PW: Still spinning their wheels. For example, there was a report I saw last fall that was issued by UCLA's Ralph Bunche Center for African-American Studies (2005 Hollywood Writers Report) showing that minority representation was at only 10% in television writing. That was for minorities of all races, which, while improving, is still abysmal.
SF: Let’s take a step back for a moment. How did your writing career get started? Did you always want to be a writer?
PW: I can't say I actively wanted to be a writer. I remember, however, writing short stories as a child, including one about a cat with ESP who solved crimes and went on adventures—maybe I was channeling Lillian Jackson Braun or something. Anyway, I started writing because I had a brainstorm to develop a book of days on African American history, and I ended up collecting 1500 entries for every day of the year. That book, I, Too, Sing America (you can find the citation on my website) was the first book I wrote (with co-author Felix H. Liddell) and I ended up editing several anthologies, including one of black crime writing, before writing my first crime novel.
SF: Tell us about the first books you published, like I, Too, Sing America and Merry Christmas, Baby. How do you enjoy being the editor versus being the writer?

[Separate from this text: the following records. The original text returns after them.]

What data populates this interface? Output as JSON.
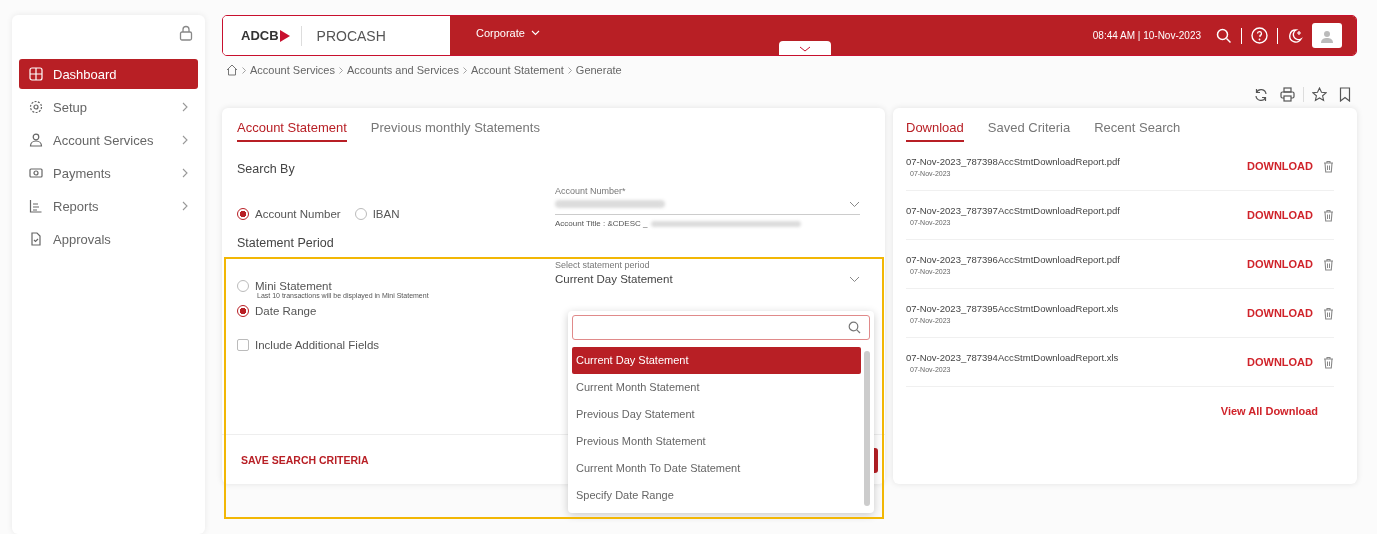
{
  "sidebar": {
    "items": [
      {
        "label": "Dashboard",
        "selected": true,
        "submenu": false
      },
      {
        "label": "Setup",
        "selected": false,
        "submenu": true
      },
      {
        "label": "Account Services",
        "selected": false,
        "submenu": true
      },
      {
        "label": "Payments",
        "selected": false,
        "submenu": true
      },
      {
        "label": "Reports",
        "selected": false,
        "submenu": true
      },
      {
        "label": "Approvals",
        "selected": false,
        "submenu": false
      }
    ]
  },
  "header": {
    "logo": "ADCB",
    "product": "PROCASH",
    "menu": "Corporate",
    "datetime": "08:44 AM | 10-Nov-2023"
  },
  "breadcrumb": [
    "Account Services",
    "Accounts and Services",
    "Account Statement",
    "Generate"
  ],
  "statement_tabs": [
    {
      "label": "Account Statement",
      "selected": true
    },
    {
      "label": "Previous monthly Statements",
      "selected": false
    }
  ],
  "search_by": {
    "title": "Search By",
    "options": [
      {
        "label": "Account Number",
        "selected": true
      },
      {
        "label": "IBAN",
        "selected": false
      }
    ],
    "account_field": {
      "label": "Account Number*",
      "title_prefix": "Account Title : &CDESC _"
    }
  },
  "statement_period": {
    "title": "Statement Period",
    "options": [
      {
        "label": "Mini Statement",
        "hint": "Last 10 transactions will be displayed in Mini Statement",
        "selected": false
      },
      {
        "label": "Date Range",
        "selected": true
      }
    ],
    "additional_fields": {
      "label": "Include Additional Fields",
      "checked": false
    },
    "period_field": {
      "label": "Select statement period",
      "value": "Current Day Statement"
    },
    "dropdown": [
      {
        "label": "Current Day Statement",
        "selected": true
      },
      {
        "label": "Current Month Statement",
        "selected": false
      },
      {
        "label": "Previous Day Statement",
        "selected": false
      },
      {
        "label": "Previous Month Statement",
        "selected": false
      },
      {
        "label": "Current Month To Date Statement",
        "selected": false
      },
      {
        "label": "Specify Date Range",
        "selected": false
      }
    ]
  },
  "save_criteria": "SAVE SEARCH CRITERIA",
  "download_tabs": [
    {
      "label": "Download",
      "selected": true
    },
    {
      "label": "Saved Criteria",
      "selected": false
    },
    {
      "label": "Recent Search",
      "selected": false
    }
  ],
  "downloads": [
    {
      "file": "07-Nov-2023_787398AccStmtDownloadReport.pdf",
      "date": "07-Nov-2023",
      "action": "DOWNLOAD"
    },
    {
      "file": "07-Nov-2023_787397AccStmtDownloadReport.pdf",
      "date": "07-Nov-2023",
      "action": "DOWNLOAD"
    },
    {
      "file": "07-Nov-2023_787396AccStmtDownloadReport.pdf",
      "date": "07-Nov-2023",
      "action": "DOWNLOAD"
    },
    {
      "file": "07-Nov-2023_787395AccStmtDownloadReport.xls",
      "date": "07-Nov-2023",
      "action": "DOWNLOAD"
    },
    {
      "file": "07-Nov-2023_787394AccStmtDownloadReport.xls",
      "date": "07-Nov-2023",
      "action": "DOWNLOAD"
    }
  ],
  "view_all": "View All Download"
}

PW: Those books were fun to do because they included African American fine art as well as text. My responsibility for the anthologies like Merry Christmas, Baby or Spooks, Spies and Private Eyes, the black crime anthology, was to select the text, or to work with writers on short stories that would be included in the collection. You use very different muscles editing someone than writing yourself. The downside is it can make you much more critical when you're writing your own stuff!

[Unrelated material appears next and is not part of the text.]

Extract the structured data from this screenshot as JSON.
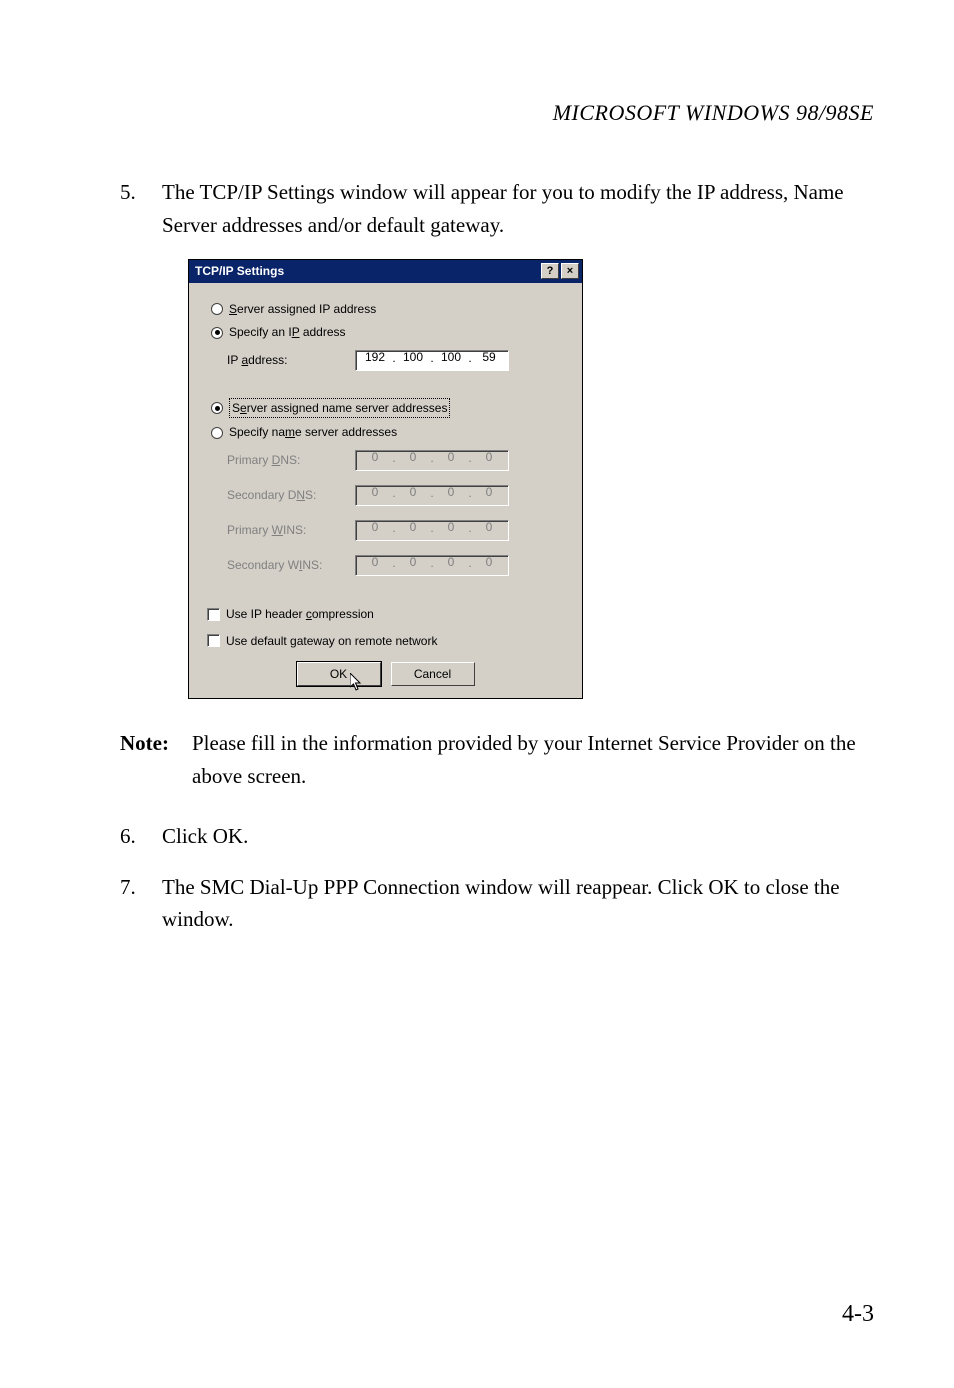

SF: How invested do you become, emotionally, in the characters in your novels?
PW: When you spend a year writing them, or several years in the case of Charlotte Justice and her circle of colleagues and family, you do get attached to them. Not so much that I wouldn't put them in jeopardy, but that's the fun of creating my own fictional universe. I can do whatever I want.
SF: How many Charlotte Justice novels do you think you’ll write?

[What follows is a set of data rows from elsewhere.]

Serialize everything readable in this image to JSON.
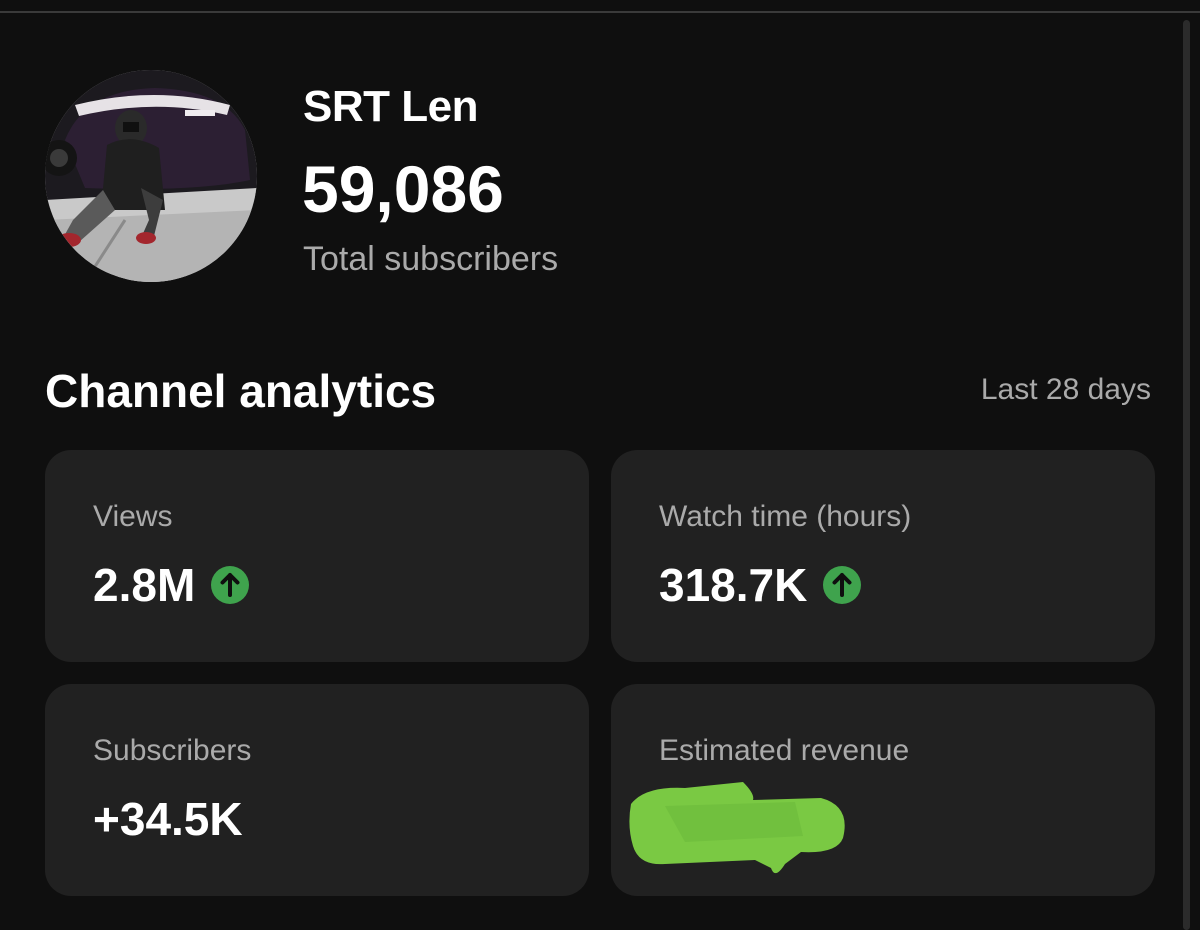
{
  "channel": {
    "name": "SRT Len",
    "subscriber_count": "59,086",
    "subscriber_label": "Total subscribers"
  },
  "analytics": {
    "title": "Channel analytics",
    "period": "Last 28 days",
    "cards": [
      {
        "label": "Views",
        "value": "2.8M",
        "trend": "up"
      },
      {
        "label": "Watch time (hours)",
        "value": "318.7K",
        "trend": "up"
      },
      {
        "label": "Subscribers",
        "value": "+34.5K",
        "trend": "none"
      },
      {
        "label": "Estimated revenue",
        "value": "",
        "trend": "none",
        "redacted": true
      }
    ]
  },
  "colors": {
    "background": "#0f0f0f",
    "card": "#212121",
    "trend_up": "#3fa34d",
    "redaction": "#7ac943",
    "muted_text": "#aaaaaa"
  },
  "icons": {
    "trend_up": "arrow-up-circle-icon"
  }
}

PW: I've got tons of ideas for Charlotte novels, more than I can possibly write in one lifetime! I'm usually thinking one to two books ahead when I'm writing, but sometimes a direction you thought you might go for a future book changes by the time you finish the one you're writing.
SF: Has anyone in Hollywood shown interest in making a film based on your novels? Halle Berry could pull off Justice quite nicely!
PW: Lots of interest, no firm deals yet.
SF: What does your typical writing day look like?
PW: Up at five, write until nine. Edit, repeat.
SF: What are you reading right now?
PW: The Big Over Easy by Jasper Fforde. It's a crime novel, a police procedural, set in a fantasy universe where nursery rhyme characters are real. So in this first of Fforde's new series the victim, Humpty Dumpty, has a great fall...or was he pushed? It gets pretty far out by the end of the book. Something your readers may get a kick out of reading.
SF: What authors have inspired you the most?
PW: Walter Moseley, Octavia Butler, Ann Petry (an African American writer of the 1940s who wrote an awesome book, The Street, which was the first book by a black woman to sell over 1 million copies)
SF: Since Far Sector is a magazine of speculative fiction, I must ask what writers/filmmakers of science fiction, fantasy, or horror do you most enjoy?
PW: As I said, Octavia Butler, but also Ursula LeGuin. I was also a big fan of J.R.R. Tolkein, Isaac Asimov, Robert Heinlein, and Frank Herbert in college
SF: What are you working on right now?
PW: A couple of short stories that features a cop gone bad. Not sure if he'll end up being Steve Firestone, but a guy with Steve's kinds of issues.
SF: Paula, is there anything else you would like our readers at Far Sector SFFH to know?
PW: I've got a sweepstakes on my web site that will provide one lucky winner with a weekend in Los Angeles and a tour of locations in Strange Bedfellows and the other books. You can find information on my web site at www.woodsontheweb.com.